How Roman Polanski and Jonathan Demme Blur the Line Between Fiction and Reality

Two New Movies Celebrate the Art of Acting

Foregrounding a Vision: Emmanuelle Seigner and Mathieu Almaric in Roman Polanski’s ‘Venus in Fur.’
Courtesy of guy ferrandis
Foregrounding a Vision: Emmanuelle Seigner and Mathieu Almaric in Roman Polanski’s ‘Venus in Fur.’

By Ezra Glinter

Published August 10, 2014, issue of August 15, 2014.

(page 2 of 6)

You can probably understand Shandling’s confusion, and at this point might share it yourself. Here is one actor (Shandling) playing a fictionalized version of himself (Larry), interviewing another actor (Duchovny), who actually is playing himself. The setting is fictional, but it is also a fiction of a fiction, since the talk show situation it represents is also a performed routine. When Duchovny says that his joke was unscripted, is he breaking character or is this something he would say on a late-night show? When he starts to laugh, is he laughing as the actor playing a character on a sitcom or is he laughing as David Duchovny, a celebrity guest? The distinctions are never clear.

The scene, which didn’t air, wasn’t the show’s finest. Conversation drags, jokes fall flat and there’s a lot of awkwardness between Larry and his guest. Yet it’s uncanny to watch the exchange as it was shot, before it could be condensed into the funniest snippets. In a few minutes you see a fictional scenario come to life and then flicker in and out of existence as the actors fall in and out of character. The fragility of it makes the contrivance oddly visible, like a hallucination you know isn’t there but that you can see nonetheless. The talk show could pass for reality — and in a sense it’s as real as any late-night talk show might be — but it’s also invented, a reality conjured into existence out of thin air.

For actors, I imagine, such experiences must be commonplace. Their art is to transform themselves into fictional characters and to convince audiences of those characters’ reality. But for those of us who experience such metamorphoses only once they’re complete, viewing them in action reveals the sorcery we usually take for granted. Mostly we see the final product, and extra-fictional aspects stay outside the frame. Even in “The Larry Sanders Show” these moments are apparent only in deleted scenes and outtakes, not within the actual sitcom. But there are a few artists who make these kinds of transformations the subject of the work itself. When it’s done well it can be magical and also, sometimes, horrific.

In the 1981 movie “My Dinner With Andre,” directed by Louis Malle, Andre Gregory tells a story to his dinner partner, Wallace Shawn, about an acting workshop he led in Poland at the invitation of experimental theater director Jerzy Grotowski.
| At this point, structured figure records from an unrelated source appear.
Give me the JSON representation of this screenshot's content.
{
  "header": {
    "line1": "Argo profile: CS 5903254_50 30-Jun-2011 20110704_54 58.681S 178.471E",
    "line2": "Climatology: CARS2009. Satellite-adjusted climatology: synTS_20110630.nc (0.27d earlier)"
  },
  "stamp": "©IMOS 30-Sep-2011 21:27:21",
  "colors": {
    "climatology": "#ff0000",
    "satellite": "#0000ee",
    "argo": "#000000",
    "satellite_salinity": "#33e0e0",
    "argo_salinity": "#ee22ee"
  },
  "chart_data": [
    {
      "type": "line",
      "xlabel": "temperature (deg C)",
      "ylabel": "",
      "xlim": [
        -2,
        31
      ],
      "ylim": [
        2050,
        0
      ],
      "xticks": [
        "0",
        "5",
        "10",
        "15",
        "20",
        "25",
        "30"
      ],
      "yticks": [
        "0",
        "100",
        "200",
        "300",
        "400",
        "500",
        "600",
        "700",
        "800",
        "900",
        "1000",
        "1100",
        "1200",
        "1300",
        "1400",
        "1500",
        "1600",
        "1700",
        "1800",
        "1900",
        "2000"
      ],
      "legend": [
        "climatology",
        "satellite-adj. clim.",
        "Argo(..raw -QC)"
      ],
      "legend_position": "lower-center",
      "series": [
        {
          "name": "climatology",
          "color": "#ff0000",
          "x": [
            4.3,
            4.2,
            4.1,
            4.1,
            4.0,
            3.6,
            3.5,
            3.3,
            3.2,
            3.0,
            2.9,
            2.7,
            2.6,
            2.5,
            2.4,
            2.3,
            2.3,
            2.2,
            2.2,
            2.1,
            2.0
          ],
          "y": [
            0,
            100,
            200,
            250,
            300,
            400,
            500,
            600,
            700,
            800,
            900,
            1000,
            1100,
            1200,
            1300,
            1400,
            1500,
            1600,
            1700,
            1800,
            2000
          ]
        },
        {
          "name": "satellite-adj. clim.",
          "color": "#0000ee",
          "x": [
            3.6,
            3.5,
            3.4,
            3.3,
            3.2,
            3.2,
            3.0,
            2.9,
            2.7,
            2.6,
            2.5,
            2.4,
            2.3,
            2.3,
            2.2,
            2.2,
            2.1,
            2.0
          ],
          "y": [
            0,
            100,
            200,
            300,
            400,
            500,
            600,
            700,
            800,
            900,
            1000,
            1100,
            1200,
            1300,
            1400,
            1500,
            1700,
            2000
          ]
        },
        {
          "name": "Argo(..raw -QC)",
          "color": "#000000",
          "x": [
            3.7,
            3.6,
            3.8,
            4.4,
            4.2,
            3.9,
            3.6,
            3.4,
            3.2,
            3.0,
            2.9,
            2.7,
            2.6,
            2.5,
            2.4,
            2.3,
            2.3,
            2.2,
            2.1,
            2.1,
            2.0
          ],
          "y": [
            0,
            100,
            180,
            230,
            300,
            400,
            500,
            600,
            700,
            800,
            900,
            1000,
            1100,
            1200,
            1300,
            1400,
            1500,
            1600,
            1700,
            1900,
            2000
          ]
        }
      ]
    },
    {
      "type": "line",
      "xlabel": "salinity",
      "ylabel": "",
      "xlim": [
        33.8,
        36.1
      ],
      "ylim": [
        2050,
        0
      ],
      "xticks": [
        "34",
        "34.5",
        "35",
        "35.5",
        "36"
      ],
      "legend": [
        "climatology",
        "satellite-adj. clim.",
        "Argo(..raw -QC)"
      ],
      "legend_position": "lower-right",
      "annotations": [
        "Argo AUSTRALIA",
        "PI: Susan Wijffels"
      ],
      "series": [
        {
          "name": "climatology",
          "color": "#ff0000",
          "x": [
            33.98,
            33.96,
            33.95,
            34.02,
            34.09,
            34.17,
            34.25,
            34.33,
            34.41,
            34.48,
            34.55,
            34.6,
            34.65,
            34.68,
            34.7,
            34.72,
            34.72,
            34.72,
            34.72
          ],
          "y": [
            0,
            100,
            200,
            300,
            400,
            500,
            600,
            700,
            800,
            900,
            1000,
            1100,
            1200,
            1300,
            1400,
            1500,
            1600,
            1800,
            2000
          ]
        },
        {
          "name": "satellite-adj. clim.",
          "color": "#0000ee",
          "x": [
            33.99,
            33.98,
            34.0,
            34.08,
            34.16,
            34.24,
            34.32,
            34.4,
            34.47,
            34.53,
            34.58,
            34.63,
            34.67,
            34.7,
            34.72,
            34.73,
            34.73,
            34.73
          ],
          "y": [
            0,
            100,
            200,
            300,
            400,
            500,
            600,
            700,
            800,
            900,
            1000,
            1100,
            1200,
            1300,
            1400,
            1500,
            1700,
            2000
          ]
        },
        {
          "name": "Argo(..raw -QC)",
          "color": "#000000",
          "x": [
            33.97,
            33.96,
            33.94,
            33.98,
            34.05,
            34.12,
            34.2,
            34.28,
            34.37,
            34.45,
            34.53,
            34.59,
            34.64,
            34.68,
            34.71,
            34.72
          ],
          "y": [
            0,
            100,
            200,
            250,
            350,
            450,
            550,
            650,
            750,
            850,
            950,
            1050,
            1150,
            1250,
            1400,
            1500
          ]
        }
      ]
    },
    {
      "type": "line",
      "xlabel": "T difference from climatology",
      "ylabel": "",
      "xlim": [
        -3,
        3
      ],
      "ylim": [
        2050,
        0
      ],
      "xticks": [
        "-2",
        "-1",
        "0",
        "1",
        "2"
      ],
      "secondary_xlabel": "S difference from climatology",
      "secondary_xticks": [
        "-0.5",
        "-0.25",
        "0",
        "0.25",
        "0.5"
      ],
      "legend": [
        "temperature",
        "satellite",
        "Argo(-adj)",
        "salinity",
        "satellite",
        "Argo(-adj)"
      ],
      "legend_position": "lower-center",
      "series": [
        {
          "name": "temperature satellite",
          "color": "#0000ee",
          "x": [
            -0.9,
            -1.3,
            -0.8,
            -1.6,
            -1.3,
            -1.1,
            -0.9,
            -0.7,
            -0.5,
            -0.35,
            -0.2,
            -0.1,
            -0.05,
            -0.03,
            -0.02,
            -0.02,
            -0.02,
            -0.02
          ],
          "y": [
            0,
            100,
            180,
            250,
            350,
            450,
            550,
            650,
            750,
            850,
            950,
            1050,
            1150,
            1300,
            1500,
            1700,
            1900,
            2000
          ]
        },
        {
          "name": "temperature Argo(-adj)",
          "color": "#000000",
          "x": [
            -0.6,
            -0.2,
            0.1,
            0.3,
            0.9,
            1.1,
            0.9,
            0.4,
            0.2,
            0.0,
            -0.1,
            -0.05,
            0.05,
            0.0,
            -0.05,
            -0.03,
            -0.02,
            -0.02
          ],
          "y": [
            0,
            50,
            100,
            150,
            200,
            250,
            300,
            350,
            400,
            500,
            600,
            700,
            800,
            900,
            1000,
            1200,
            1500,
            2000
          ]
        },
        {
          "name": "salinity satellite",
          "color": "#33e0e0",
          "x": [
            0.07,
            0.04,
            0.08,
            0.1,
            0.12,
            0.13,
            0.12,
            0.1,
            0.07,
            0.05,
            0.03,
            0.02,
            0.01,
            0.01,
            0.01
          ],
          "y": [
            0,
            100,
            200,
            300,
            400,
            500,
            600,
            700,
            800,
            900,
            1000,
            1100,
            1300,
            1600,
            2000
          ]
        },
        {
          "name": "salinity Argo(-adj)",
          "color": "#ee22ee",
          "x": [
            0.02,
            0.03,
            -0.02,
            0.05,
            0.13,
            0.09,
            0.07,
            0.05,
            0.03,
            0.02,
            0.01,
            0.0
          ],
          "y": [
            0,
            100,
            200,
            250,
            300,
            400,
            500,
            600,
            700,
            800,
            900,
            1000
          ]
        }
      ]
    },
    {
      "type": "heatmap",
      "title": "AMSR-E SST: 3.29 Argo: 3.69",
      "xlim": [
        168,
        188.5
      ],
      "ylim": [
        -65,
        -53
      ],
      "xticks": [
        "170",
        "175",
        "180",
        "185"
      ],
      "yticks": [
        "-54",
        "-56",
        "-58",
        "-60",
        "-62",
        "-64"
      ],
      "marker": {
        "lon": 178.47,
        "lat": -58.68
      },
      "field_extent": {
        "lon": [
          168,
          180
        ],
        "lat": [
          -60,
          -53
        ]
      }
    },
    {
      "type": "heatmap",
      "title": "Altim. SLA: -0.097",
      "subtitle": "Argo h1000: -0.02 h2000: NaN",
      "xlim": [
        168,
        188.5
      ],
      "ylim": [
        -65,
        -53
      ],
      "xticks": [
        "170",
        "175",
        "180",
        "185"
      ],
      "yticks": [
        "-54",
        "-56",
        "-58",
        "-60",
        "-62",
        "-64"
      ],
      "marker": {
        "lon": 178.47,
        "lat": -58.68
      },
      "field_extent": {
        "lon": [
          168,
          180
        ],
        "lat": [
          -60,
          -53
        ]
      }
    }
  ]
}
At that time, Gregory was burned out and disillusioned with the theater: “Exercises meant nothing to me anymore; working on scenes from plays seemed ridiculous.” But he told Grotowski that if he could find “40 Jewish women who speak neither English nor French… and if these women could all play the trumpet or the harp, and if I could work in a forest, I’d come!”

Grotowski couldn’t find 40 Jewish women who all played the trumpet or the harp, but he did find 40 women and a few men who were all questioning the theater, played a musical instrument, and didn’t speak English. Also, he found a forest.

“Technically, the situation is a very interesting one,” Gregory tells Shawn. “Because if you find yourself in a forest with 40 people who don’t speak your language, then all your moorings are gone.” He continues:

What we’d do is just sit there and wait for someone to have an impulse to do something. Now in a way, that’s something like a theatrical improvisation… Except that in this type of improvisation… the theme is oneself. So you follow the same law of improvisation, which is to do whatever your impulse as the character tells you to do, but in this case, you are the character. So there’s no imaginary situation to hide behind, and there’s no other person to hide behind.

In other words, as Shakespeare once put it, life is the most important play of all.

While this kind of exercise may have had its roots in theater, it was also a means of introspection and self-knowledge — that is, a spiritual practice. In the 2013 documentary “Andre Gregory: Before and After Dinner,” directed by Gregory’s wife, Cindy Klein, Gregory compares Grotowski’s physical acting exercises to the breast-beating found in Jewish prayer, and he describes Grotowski’s goal as “trying to find the theater of God.” In “My Dinner With Andre” he tells Shawn that the experience resembled a return to childhood — an attempt to “play” as a child plays, without any pretext. Such para-theatrical exercises stressed the idea that the “self” is as much a construct as a fictional character, and they forced participants to reassemble that self from scratch. When we remove ourselves from our usual surroundings, who are we really, and whom might we become?